June 6-- About 16,000 charter school students in Georgia may be able to return to their schools this Fall after all. Their future has been in limbo since the Georgia Supreme Court ruled in favor of local school boards which objected to the state directing local school funding to charter schools without approval of local boards.
Senator Tommie Williams of Lyons attended a meeting Friday of a special state senate sub-committee formed to help save the charter schools.
"The Department of Education has found a way for these schools to either go back before their local boards and get approved, or apply to the state as a special state school like the School for the Blind so they can operate this year. Schools are doing their best to qualify under those parameters and hopefully we can get it done," he says,
Senator Williams says the legislature may consider other options when it reconvenes for a special session in August or during its next regular session in January.
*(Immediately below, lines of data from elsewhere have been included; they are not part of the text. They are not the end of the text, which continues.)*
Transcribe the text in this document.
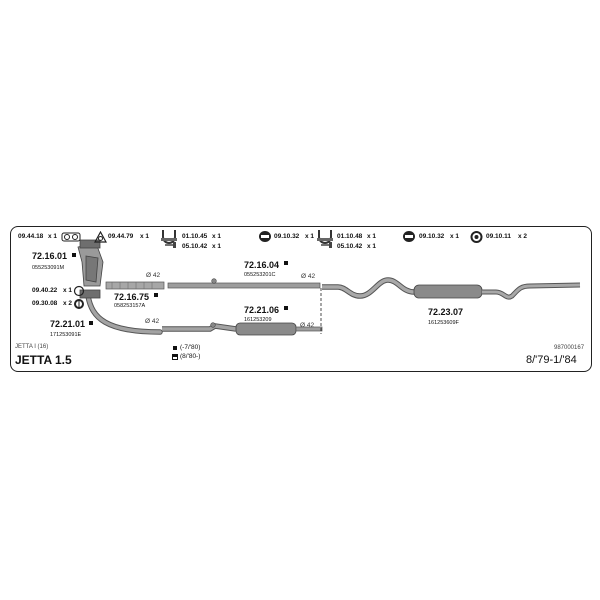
09.44.18 x 1	09.44.79 x 1	01.10.45 x 1
05.10.42 x 1
09.10.32 x 1	01.10.48 x 1
05.10.42 x 1
09.10.32 x 1	09.10.11 x 2
09.40.22 x 1
09.30.08 x 2
72.16.01
055253091M
72.16.75
058253157A
72.21.01
171253091E
72.16.04
055253201C
72.21.06
161253209
72.23.07
161253609F
Ø 42	Ø 42
Ø 42
Ø 42
JETTA I (16)
JETTA 1.5
(-7/'80)
(8/'80-)
987000167
8/'79-1/'84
"It's really all about academic performance and if the public charter schools are performing well, we ought to be rewarding them and encouraging them rather than shutting them down," Senator Williams says.
The state Supreme Court decision also negated funding for the state's on-line Virtual Academy. Senator Williams says lawmakers also have to find a way to keep that going.
"Kids learn digitally now. It's now just about the traditional classroom. You can't take what was going to be 8,500 kids this Fall in the Virtual Academy and say we're not going to fund you. The Supreme Court ruling defunded them in part and we've got to find a way to bridge that," he says.